A sermon for Church Action on Poverty Sunday

Revd Jeremy Tear has kindly shared with us this sermon, which he preached at St Mary's Great Sankey on Church Action on Poverty Sunday 2024.

The Sunday next before Lent, 11 February 2024

Reading: Mark 9:2-9

The Transfiguration which we read about in today’s Gospel presents us with an amazing incident in the life of Jesus. What does it mean for Jesus to have been transfigured though? It seems to me that to transfigure means to transform – Jesus’ appearance was transformed as the glory of God rested upon him. It was as if he had the Daz treatment, for those of you who remember the advert, for in the words of our gospel, ‘his clothes became dazzling white.’ And that got me thinking – in what ways has God transformed our lives, I wonder? To start the ball rolling, I would like to share with you some of my experiences of transformation that occurred one Lent, the season we are soon to begin once again.

Lenten solidarity

Over 20 years ago now, my wife Emma and I chose to take up a Lenten challenge issued by the charity, Church Action on Poverty. The challenge was to try to live on the minimum wage (now called the national living wage) for Lent. To live on it as an act of solidarity with the three million people who live on this amount (or less) in our country each year. Would we be able to do it, we wondered, or had we bitten off more than we could chew?

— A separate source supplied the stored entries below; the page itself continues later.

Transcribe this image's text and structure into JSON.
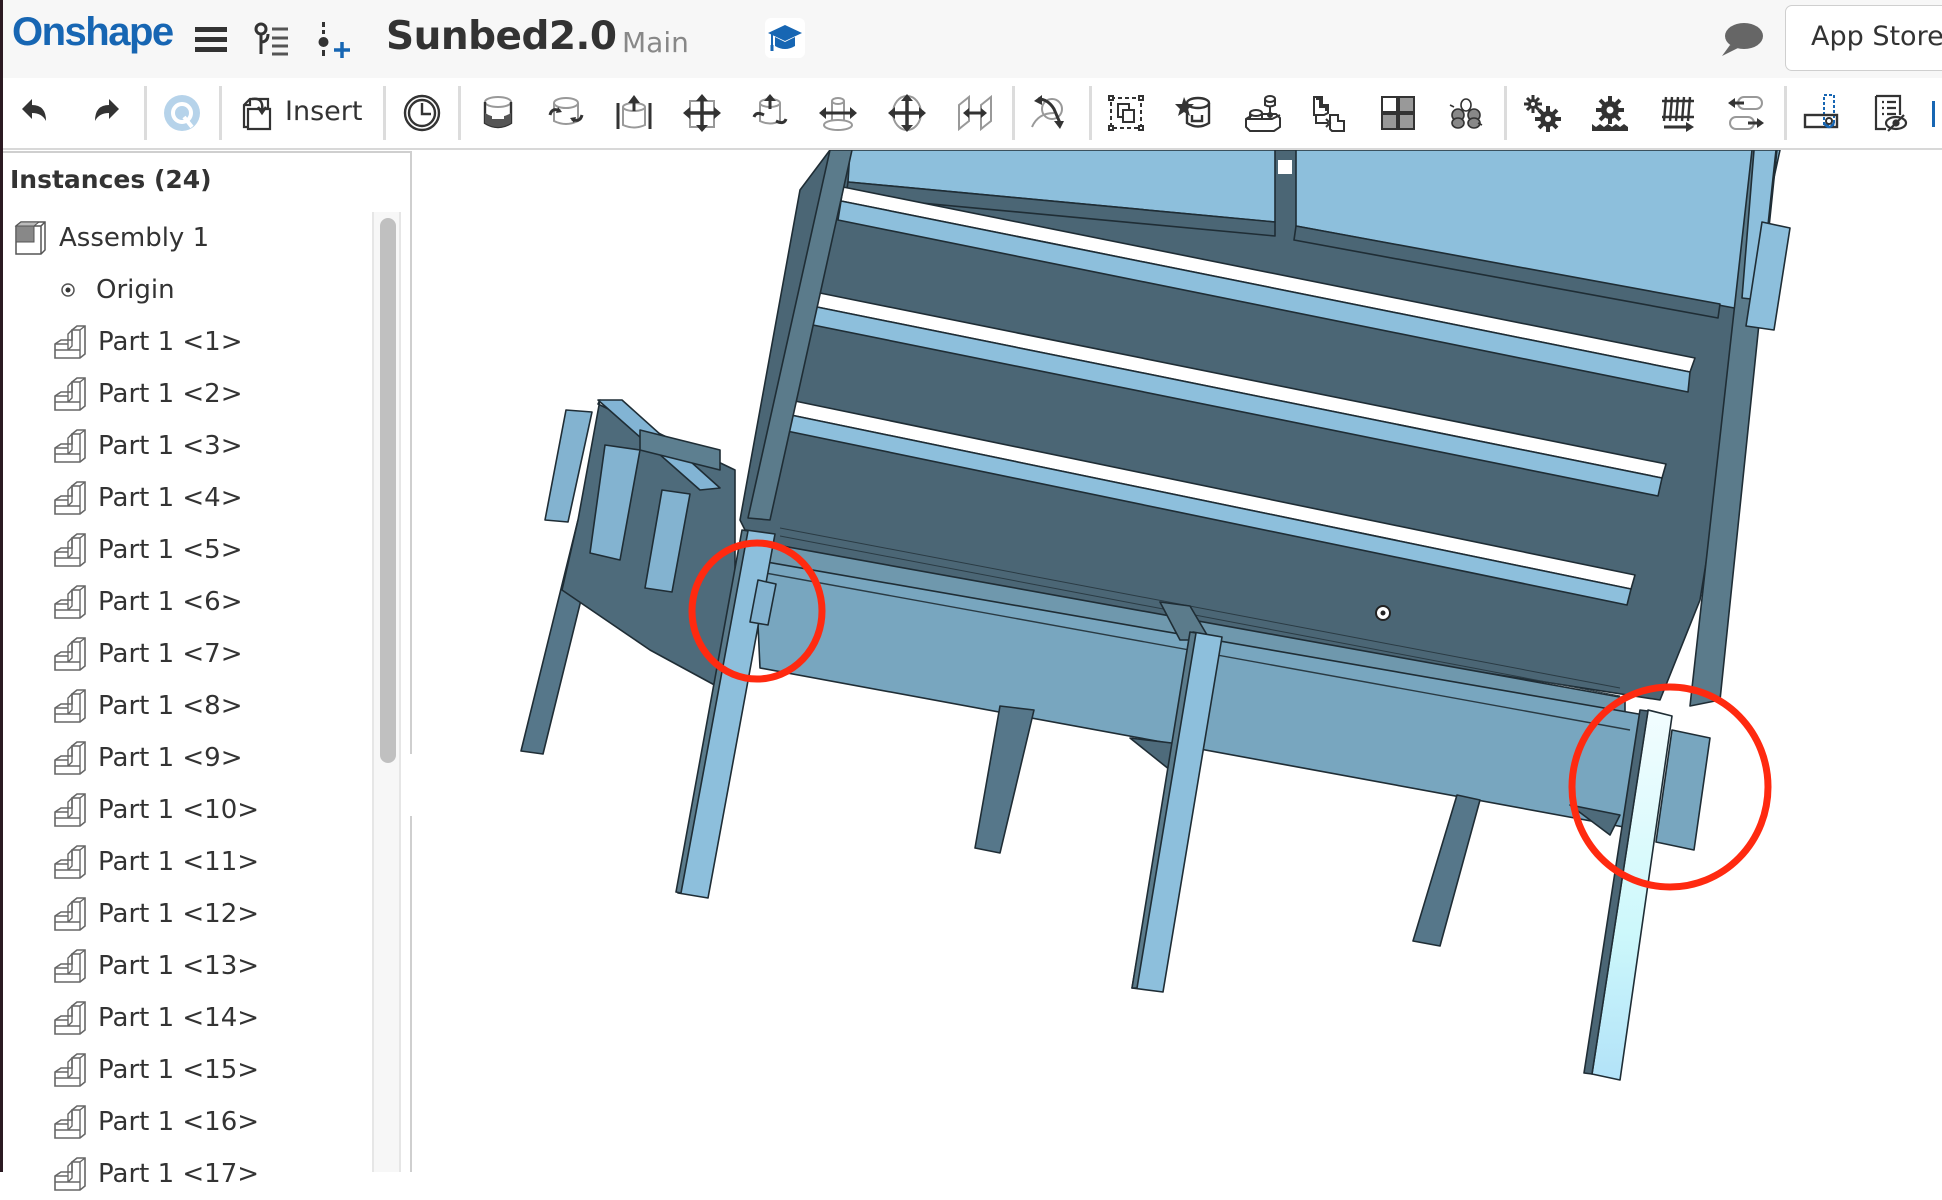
{
  "app": {
    "logo": "Onshape",
    "document_title": "Sunbed2.0",
    "branch": "Main",
    "app_store_label": "App Store"
  },
  "header_icons": [
    {
      "name": "hamburger-menu-icon"
    },
    {
      "name": "version-graph-icon"
    },
    {
      "name": "insert-mate-connector-icon"
    },
    {
      "name": "learning-center-icon"
    },
    {
      "name": "comment-icon"
    }
  ],
  "toolbar": {
    "insert_label": "Insert",
    "tools": [
      "undo",
      "redo",
      "regenerate",
      "insert",
      "named-positions",
      "fastened-mate",
      "revolute-mate",
      "slider-mate",
      "planar-mate",
      "cylindrical-mate",
      "pin-slot-mate",
      "ball-mate",
      "parallel-mate",
      "tangent-mate",
      "group",
      "mate-connector",
      "relation",
      "replicate",
      "pattern",
      "mate-limits",
      "gear-relation",
      "rack-pinion-relation",
      "screw-relation",
      "linear-relation",
      "display-states",
      "exploded-view-hide"
    ]
  },
  "panel": {
    "title": "Instances (24)",
    "assembly": "Assembly 1",
    "origin": "Origin",
    "parts": [
      "Part 1 <1>",
      "Part 1 <2>",
      "Part 1 <3>",
      "Part 1 <4>",
      "Part 1 <5>",
      "Part 1 <6>",
      "Part 1 <7>",
      "Part 1 <8>",
      "Part 1 <9>",
      "Part 1 <10>",
      "Part 1 <11>",
      "Part 1 <12>",
      "Part 1 <13>",
      "Part 1 <14>",
      "Part 1 <15>",
      "Part 1 <16>",
      "Part 1 <17>"
    ]
  },
  "viewport": {
    "model": "Sunbed assembly (3D)",
    "annotations": [
      "red-circle-left-joint",
      "red-circle-right-joint"
    ]
  },
  "colors": {
    "brand": "#1766b3",
    "model_light": "#8dbfdc",
    "model_mid": "#78a6bf",
    "model_dark": "#4b6675",
    "annotation_red": "#ff2a10"
  }
}
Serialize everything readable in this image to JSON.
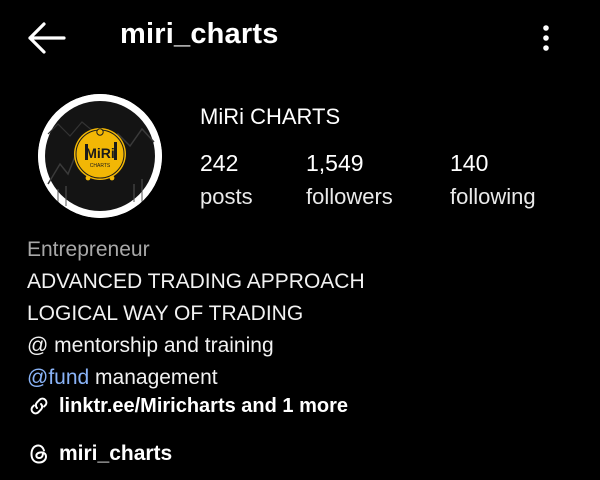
{
  "header": {
    "username": "miri_charts",
    "back_icon": "arrow-left-icon",
    "menu_icon": "more-vertical-icon"
  },
  "profile": {
    "display_name": "MiRi CHARTS",
    "avatar_text": "MiRi",
    "avatar_subtext": "CHARTS",
    "stats": {
      "posts": {
        "value": "242",
        "label": "posts"
      },
      "followers": {
        "value": "1,549",
        "label": "followers"
      },
      "following": {
        "value": "140",
        "label": "following"
      }
    }
  },
  "bio": {
    "category": "Entrepreneur",
    "line1": "ADVANCED TRADING APPROACH",
    "line2": "LOGICAL WAY OF TRADING",
    "line3": "@ mentorship and training",
    "line4_mention": "@fund",
    "line4_rest": " management"
  },
  "links": {
    "text": "linktr.ee/Miricharts and 1 more",
    "icon": "link-icon"
  },
  "threads": {
    "handle": "miri_charts",
    "icon": "threads-icon"
  },
  "colors": {
    "background": "#000000",
    "text": "#f5f5f5",
    "category": "#a8a8a8",
    "mention": "#8ab4f8",
    "avatar_accent": "#f2b705"
  }
}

To try and make the challenge possible for those who had bills already paid by standing order for their mortgage and utilities, Church Action on Poverty devised a particular formula to discount those costs. The remaining money had to cover our food, our transport, our own spending allowance, any unexpected bills that cropped up, etc.etc. Let me tell you it was hard going. … At the beginning of Lent we were actually on a pre-booked holiday at the house of some friends in the Lake District. On the first day Emma wrote this: “It’s frustrating being on holiday unable to spend money and do things we would normally do. I feel slightly cheated.” The following week we were back at home again and my back was playing me up once more as it often does requiring treatment and I wrote this: “I think I am going to need to go to the osteopath but the cost is putting me off but Emma says go.” Perhaps one of the most difficult moments of that six-week period occurred just after Emma had booked a Virgin Value Saver to go down to London. It was in order to see a friend, as she had previously arranged and we decided it would be good for her to have a little treat out. The next day she received an e-mail from that friend saying she would have to re-arrange the date. The money she had spent went down the drain instantly, money we dearly needed to spend on other things, such as a new pair of shoes since mine had a hole in and were letting in water.

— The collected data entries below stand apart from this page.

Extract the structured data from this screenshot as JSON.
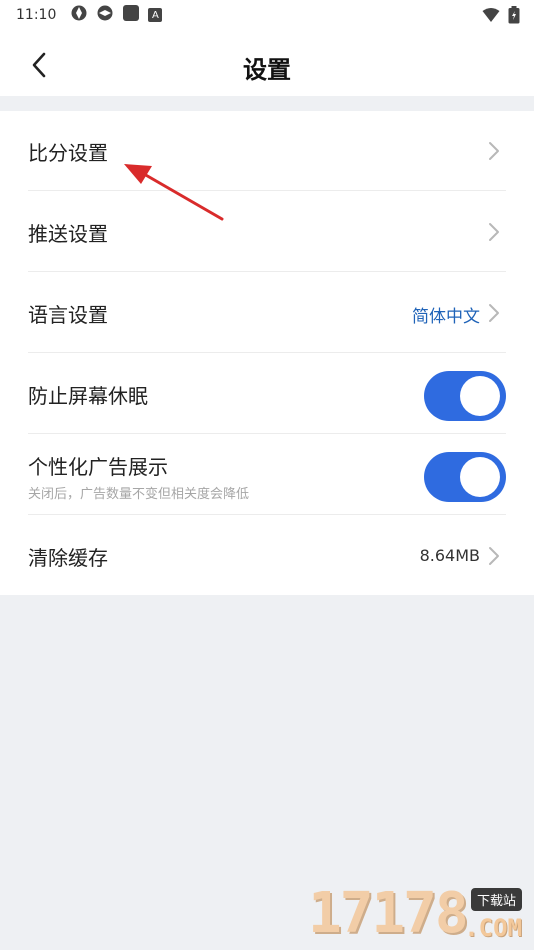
{
  "status_bar": {
    "time": "11:10",
    "a_badge": "A"
  },
  "header": {
    "title": "设置"
  },
  "settings": {
    "score": {
      "label": "比分设置"
    },
    "push": {
      "label": "推送设置"
    },
    "language": {
      "label": "语言设置",
      "value": "简体中文"
    },
    "screen_awake": {
      "label": "防止屏幕休眠",
      "on": true
    },
    "personalized_ads": {
      "label": "个性化广告展示",
      "subtitle": "关闭后，广告数量不变但相关度会降低",
      "on": true
    },
    "cache": {
      "label": "清除缓存",
      "value": "8.64MB"
    }
  },
  "watermark": {
    "digits": "17178",
    "badge": "下载站",
    "com": ".COM"
  },
  "colors": {
    "toggle_on": "#2f6be0",
    "language_value": "#1f63b8",
    "annotation_arrow": "#d92b2b",
    "background": "#eef0f3"
  }
}
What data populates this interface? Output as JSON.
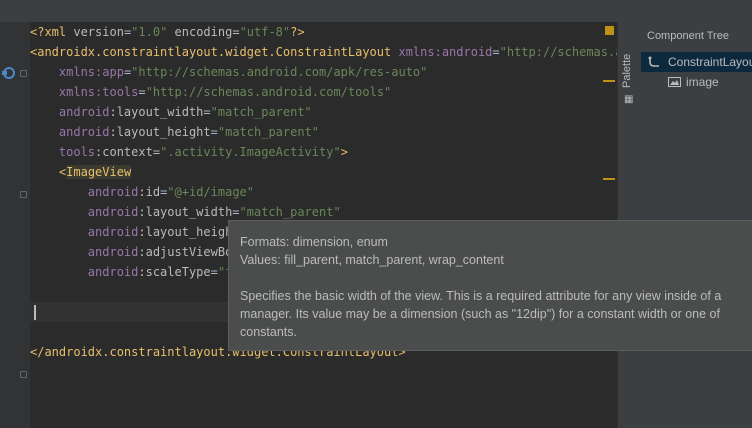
{
  "editor": {
    "lines": [
      [
        {
          "c": "t-pi",
          "t": "<?xml "
        },
        {
          "c": "t-attr",
          "t": "version"
        },
        {
          "c": "t-txt",
          "t": "="
        },
        {
          "c": "t-val",
          "t": "\"1.0\""
        },
        {
          "c": "t-txt",
          "t": " "
        },
        {
          "c": "t-attr",
          "t": "encoding"
        },
        {
          "c": "t-txt",
          "t": "="
        },
        {
          "c": "t-val",
          "t": "\"utf-8\""
        },
        {
          "c": "t-pi",
          "t": "?>"
        }
      ],
      [
        {
          "c": "t-tag",
          "t": "<androidx.constraintlayout.widget.ConstraintLayout "
        },
        {
          "c": "t-ns",
          "t": "xmlns:android"
        },
        {
          "c": "t-txt",
          "t": "="
        },
        {
          "c": "t-val",
          "t": "\"http://schemas.and"
        }
      ],
      [
        {
          "c": "t-txt",
          "t": "    "
        },
        {
          "c": "t-ns",
          "t": "xmlns:app"
        },
        {
          "c": "t-txt",
          "t": "="
        },
        {
          "c": "t-val",
          "t": "\"http://schemas.android.com/apk/res-auto\""
        }
      ],
      [
        {
          "c": "t-txt",
          "t": "    "
        },
        {
          "c": "t-ns",
          "t": "xmlns:tools"
        },
        {
          "c": "t-txt",
          "t": "="
        },
        {
          "c": "t-val",
          "t": "\"http://schemas.android.com/tools\""
        }
      ],
      [
        {
          "c": "t-txt",
          "t": "    "
        },
        {
          "c": "t-ns",
          "t": "android"
        },
        {
          "c": "t-attr",
          "t": ":layout_width"
        },
        {
          "c": "t-txt",
          "t": "="
        },
        {
          "c": "t-val",
          "t": "\"match_parent\""
        }
      ],
      [
        {
          "c": "t-txt",
          "t": "    "
        },
        {
          "c": "t-ns",
          "t": "android"
        },
        {
          "c": "t-attr",
          "t": ":layout_height"
        },
        {
          "c": "t-txt",
          "t": "="
        },
        {
          "c": "t-val",
          "t": "\"match_parent\""
        }
      ],
      [
        {
          "c": "t-txt",
          "t": "    "
        },
        {
          "c": "t-ns",
          "t": "tools"
        },
        {
          "c": "t-attr",
          "t": ":context"
        },
        {
          "c": "t-txt",
          "t": "="
        },
        {
          "c": "t-val",
          "t": "\".activity.ImageActivity\""
        },
        {
          "c": "t-tag",
          "t": ">"
        }
      ],
      [
        {
          "c": "t-txt",
          "t": "    "
        },
        {
          "c": "t-tag",
          "t": "<"
        },
        {
          "c": "t-tag t-hl",
          "t": "ImageView"
        }
      ],
      [
        {
          "c": "t-txt",
          "t": "        "
        },
        {
          "c": "t-ns",
          "t": "android"
        },
        {
          "c": "t-attr",
          "t": ":id"
        },
        {
          "c": "t-txt",
          "t": "="
        },
        {
          "c": "t-val",
          "t": "\"@+id/image\""
        }
      ],
      [
        {
          "c": "t-txt",
          "t": "        "
        },
        {
          "c": "t-ns",
          "t": "android"
        },
        {
          "c": "t-attr",
          "t": ":layout_width"
        },
        {
          "c": "t-txt",
          "t": "="
        },
        {
          "c": "t-val",
          "t": "\"match_parent\""
        }
      ],
      [
        {
          "c": "t-txt",
          "t": "        "
        },
        {
          "c": "t-ns",
          "t": "android"
        },
        {
          "c": "t-attr",
          "t": ":layout_heigh"
        }
      ],
      [
        {
          "c": "t-txt",
          "t": "        "
        },
        {
          "c": "t-ns",
          "t": "android"
        },
        {
          "c": "t-attr",
          "t": ":adjustViewBo"
        }
      ],
      [
        {
          "c": "t-txt",
          "t": "        "
        },
        {
          "c": "t-ns",
          "t": "android"
        },
        {
          "c": "t-attr",
          "t": ":scaleType"
        },
        {
          "c": "t-txt",
          "t": "="
        },
        {
          "c": "t-val",
          "t": "\"f"
        }
      ],
      [],
      [],
      [],
      [
        {
          "c": "t-tag",
          "t": "</androidx.constraintlayout.widget.ConstraintLayout>"
        }
      ]
    ]
  },
  "side_strip": {
    "label": "Palette",
    "icon": "palette-icon"
  },
  "component_tree": {
    "title": "Component Tree",
    "items": [
      {
        "label": "ConstraintLayout",
        "icon": "constraint-layout-icon",
        "selected": true
      },
      {
        "label": "image",
        "icon": "image-icon",
        "selected": false
      }
    ]
  },
  "tooltip": {
    "formats": "Formats: dimension, enum",
    "values": "Values: fill_parent, match_parent, wrap_content",
    "desc_1": "Specifies the basic width of the view. This is a required attribute for any view inside of a",
    "desc_2": "manager. Its value may be a dimension (such as \"12dip\") for a constant width or one of",
    "desc_3": "constants."
  },
  "colors": {
    "accent_marker": "#be9117",
    "selection": "#0d293e"
  }
}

Blessed are you who are poor?

Such a challenge, to live on the Minimum Wage, transformed the way I experienced Lent that year. It gave me something of an insight into what it must be like to live on a low income on a permanent basis, as many do today. We stuck it out for those six weeks, just, but it was beginning to drain us mentally and physically. Spiritually, however, it gave me a real insight into that verse from the Beatitudes, “Blessed are you who are poor for yours is the Kingdom of God.” One of the ways that has been translated is “Blessed are you who know your need of God; God’s kingdom belongs to you.’ When you are struggling to live on or below the poverty line, it certainly can increase your spiritual awareness. For if the money for things is not there, God may be the only person you have left to rely on to provide for your needs. That is certainly true for many Christians in the underdeveloped countries of our world, as well as for those who live by faith as individuals and in Christian communities in our country. But, in addition to increasing my awareness of my need for God, living on the Minimum Wage brought me an increased awareness of the needs of others. Those who struggle day by day to make ends meet, who live on a low income or on benefits. “Blessed are you who are poor, for yours is the Kingdom of God.” Could it be that God has something to teach us through those who are materially poor about our openness (or lack of it) towards God?

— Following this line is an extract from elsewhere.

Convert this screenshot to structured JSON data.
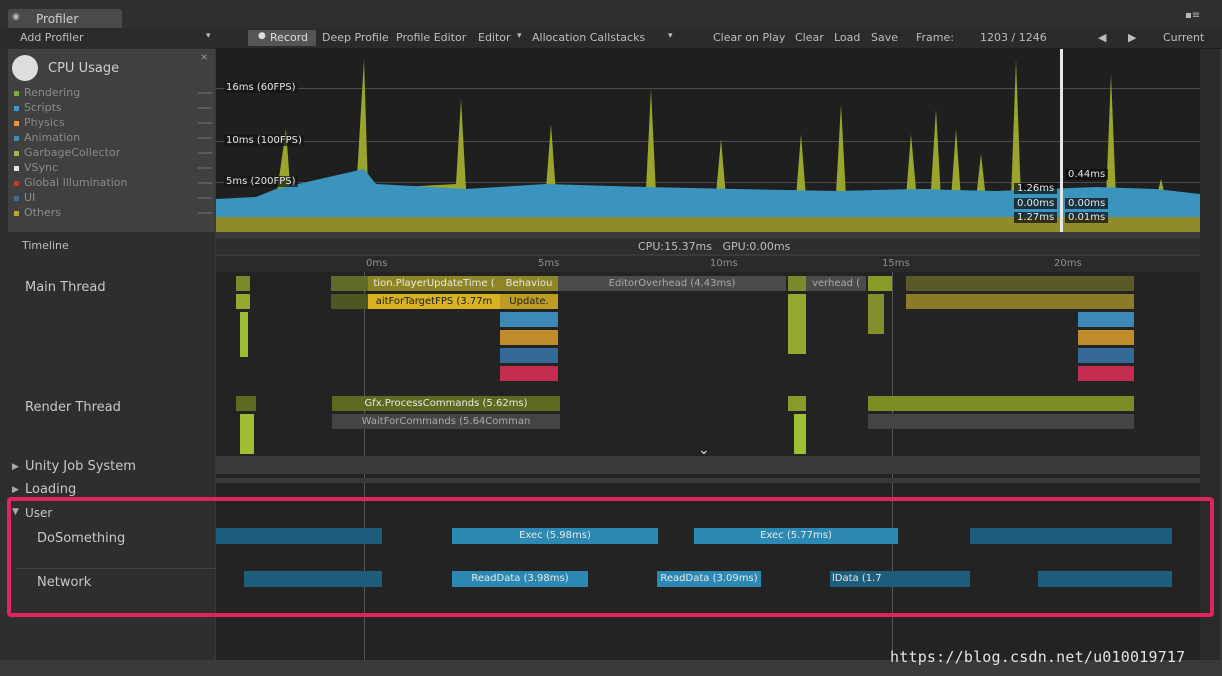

Church Action on Poverty Sunday

Today, in the Christian calendar, it is Church Action on Poverty Sunday. Church Action on Poverty is a national ecumenical Christian social justice charity committed to tackling poverty in the UK. They work in partnership with churches and with people in poverty themselves, to tackle the root causes of poverty. Let me share with you a short video they have produced. Please use this prayer card you have received on entering church today to pray for their work. You may also wish to give something to support them as well.

Life in all its fullness

To conclude, I want to return to our Gospel reading where we began this morning. Jesus was transfigured, or transformed for a particular purpose, namely to reveal God’s glory to those disciples in order that they might understand more of God’s desires for them. “This is my Son, whom I love, listen to him.”. Now we may often fail to understand God’s purposes through Jesus (just as the disciples did) but that did not invalidate the transfiguration. So this week, this month, this year, will we be those people whose lives are continually transformed by God, not just in order that we may reach towards our potential of becoming the people God wants us to be, but also in order that others too may discover God’s good intentions for their lives? And part of that, I believe, is lifting people out of poverty so that they may experience life in all its fullness, as Jesus describes it in John’s Gospel.